Shinken Enterprise is able to cut the user configuration into parts and dispatch it to the schedulers:

    • The load balancing is done automatically: the administrator does not need to remember which host is linked to another one to create packs.
    • The dispatch is a host-based one: that means that all checks of a host will be in the same scheduler as this host. That means that the administrator does not need to know all relations among elements like parents, host dependencies or check dependencies: Shinken Enterprise is able to look at these relations and put these related elements into the same shard.

This action is done in two parts:

    • create independent shards of elements
    • paste shards to create N configurations for the N schedulers

Creating independent shards

The cutting action is done by looking at two elements: hosts and checks. Checks are linked with their host so they will be in the same shard.

Other relations are taken into consideration :

    • Network relationship for hosts (like a distant server and its router).
    • Host logical dependencies.

Shinken Enterprise looks at all these relations and creates a graph with it. A graph is a relation shard.

 

In this example, we will have two shards:

    • Shard 1: Host-1 to host-5 and all their checks
    • Shard 2: Host-6 to Host-8 and all their checks

The shard aggregation into the schedulers

When all shards are created, the Arbiter aggregates them into N configurations if the administrator has defined N active schedulers (no spares).

Shards are aggregated into configurations (it's like "Big packs").
 

The dispatch looks at the weight property of schedulers: the higher weight a scheduler has, the more packs it will have.

 

The configurations sending to satellites 

When all configurations are created, the Arbiter sends them to the N active Schedulers.

A Scheduler can start processing checks once it has received and loaded it's configuration without having to wait for all schedulers to be ready.

For larger configurations, having more than one Scheduler, even on a single server is highly recommended, as they will load their configurations (new or updated) faster.


The Arbiter also creates configurations for satellites (pollers, reactionners and brokers) with links to Schedulers so they know where to get jobs to do.

 

After sending the configurations, the Arbiter begins to watch for orders (called external command) from the users and is responsible for monitoring the availability of the satellites.

The high availability

Nobody is perfect. A server can crash, an application too. That is why administrators have spares: they can take configurations of failing elements and reassign them.

The Shinken Enterprise architecture is a high availability one.

    • The Arbiter regularly checks if everyone is available. If a scheduler or another satellite is dead, the Arbiter sends its conf to a spare node, defined by the administrator.
      • All satellites are informed by this change so they can get their tasks from the new element and do not try to reach the dead one.
      • If a node was lost due to a network interruption and it comes back up, the Arbiter will notice and ask the old system to drop its configuration.
    • The availability parameters can be modified from the default settings when using larger configurations as the Schedulers or Brokers can become busy and delay their availability responses.
      ( See Daemons configuration parameters for more information on the three timers involved ).

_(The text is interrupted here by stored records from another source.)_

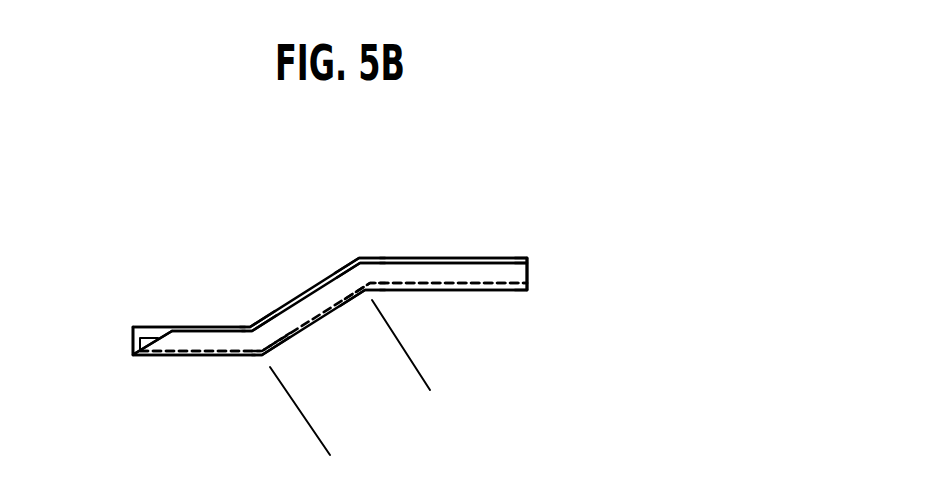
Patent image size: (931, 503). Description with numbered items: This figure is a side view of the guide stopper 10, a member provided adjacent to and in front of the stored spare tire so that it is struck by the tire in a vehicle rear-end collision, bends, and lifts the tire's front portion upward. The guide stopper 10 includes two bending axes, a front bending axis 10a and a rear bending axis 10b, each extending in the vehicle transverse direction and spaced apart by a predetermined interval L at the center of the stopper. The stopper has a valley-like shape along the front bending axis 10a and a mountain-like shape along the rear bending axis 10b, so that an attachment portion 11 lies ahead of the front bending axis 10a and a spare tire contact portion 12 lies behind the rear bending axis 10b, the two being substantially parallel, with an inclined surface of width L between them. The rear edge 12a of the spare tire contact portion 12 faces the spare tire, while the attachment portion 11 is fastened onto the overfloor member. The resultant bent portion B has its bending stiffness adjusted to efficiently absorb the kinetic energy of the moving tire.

The guide stopper 10 is at (495, 232).
The front bending axis 10a is at (263, 353).
The rear bending axis 10b is at (365, 289).
The attachment portion 11 is at (187, 358).
The spare tire contact portion 12 is at (460, 292).
The rear edge 12a is at (527, 272).
The bent portion B is at (255, 320).
The predetermined interval L is at (417, 370).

The only daemon that does not have a spare is the Synchronizer, because its interruption won't have any critical impact on you monitoring. 

External commands dispatching

The administrator needs to send orders to the schedulers (like a new status for passive checks).

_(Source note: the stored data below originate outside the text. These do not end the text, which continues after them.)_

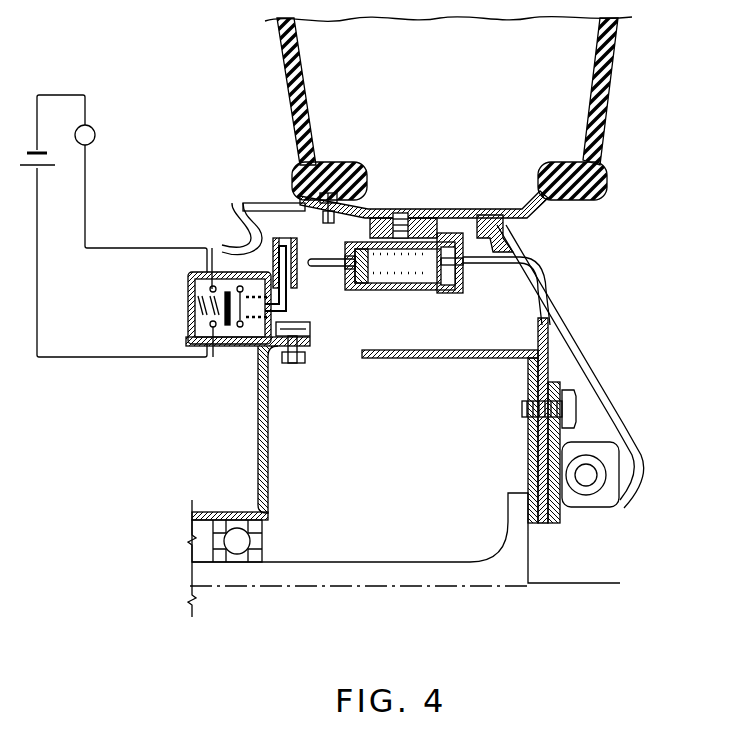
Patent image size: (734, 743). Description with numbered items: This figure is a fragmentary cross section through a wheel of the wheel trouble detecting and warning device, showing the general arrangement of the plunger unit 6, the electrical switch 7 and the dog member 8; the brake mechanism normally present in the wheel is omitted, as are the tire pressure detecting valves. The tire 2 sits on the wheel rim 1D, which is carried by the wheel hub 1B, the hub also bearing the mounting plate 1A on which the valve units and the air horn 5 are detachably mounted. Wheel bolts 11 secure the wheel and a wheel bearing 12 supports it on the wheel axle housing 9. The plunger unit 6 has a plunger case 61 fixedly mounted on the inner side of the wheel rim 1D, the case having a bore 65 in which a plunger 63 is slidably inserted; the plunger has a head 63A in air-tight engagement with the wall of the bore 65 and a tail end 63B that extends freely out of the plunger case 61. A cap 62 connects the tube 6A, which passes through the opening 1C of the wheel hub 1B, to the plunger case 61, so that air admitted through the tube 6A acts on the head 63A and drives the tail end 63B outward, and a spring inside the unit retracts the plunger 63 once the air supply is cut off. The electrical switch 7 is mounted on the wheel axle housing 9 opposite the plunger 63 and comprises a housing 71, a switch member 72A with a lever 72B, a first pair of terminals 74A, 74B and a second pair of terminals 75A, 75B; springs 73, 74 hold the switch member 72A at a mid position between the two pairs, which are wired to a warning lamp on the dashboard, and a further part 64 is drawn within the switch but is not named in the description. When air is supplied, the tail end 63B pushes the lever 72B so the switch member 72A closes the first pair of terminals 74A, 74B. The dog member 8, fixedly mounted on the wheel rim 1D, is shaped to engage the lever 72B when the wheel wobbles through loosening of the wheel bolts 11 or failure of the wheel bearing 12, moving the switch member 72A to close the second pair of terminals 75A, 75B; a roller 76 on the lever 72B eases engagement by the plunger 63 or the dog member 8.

The tire 2 is at (612, 68).
The mounting plate 1A is at (557, 383).
The wheel hub 1B is at (550, 352).
The opening 1C is at (532, 293).
The wheel rim 1D is at (430, 209).
The air horn 5 is at (617, 505).
The plunger unit 6 is at (400, 285).
The tube 6A is at (562, 310).
The plunger case 61 is at (388, 288).
The cap 62 is at (460, 291).
The plunger 63 is at (319, 267).
The head 63A is at (448, 291).
The tail end 63B is at (321, 260).
The piston 64 is at (362, 286).
The bore 65 is at (410, 292).
The electrical switch 7 is at (145, 242).
The housing 71 is at (192, 318).
The switch member 72A is at (212, 268).
The lever 72B is at (283, 242).
The spring 73 is at (192, 301).
The spring 74 is at (246, 345).
The first terminal 74A is at (205, 345).
The first terminal 74B is at (192, 284).
The second terminal 75A is at (223, 345).
The second terminal 75B is at (228, 270).
The roller 76 is at (290, 237).
The dog member 8 is at (247, 203).
The wheel axle housing 9 is at (258, 463).
The wheel bolts 11 is at (575, 409).
The wheel bearing 12 is at (213, 527).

In Shinken Enterprise, the administrator just sends the order to the Arbiter, that's all. External commands can be divided into two types :

    • commands that are global to all schedulers.
    • commands that are specific to one element (host/check).

For each command, Shinken Enterprise knows if it is global or not:

    • If global, it just sends orders to all schedulers.
    • For specific ones it searches which scheduler manages the element referred by the command (host/check) and sends the order to this scheduler.

When the order is received by schedulers they just need to apply them.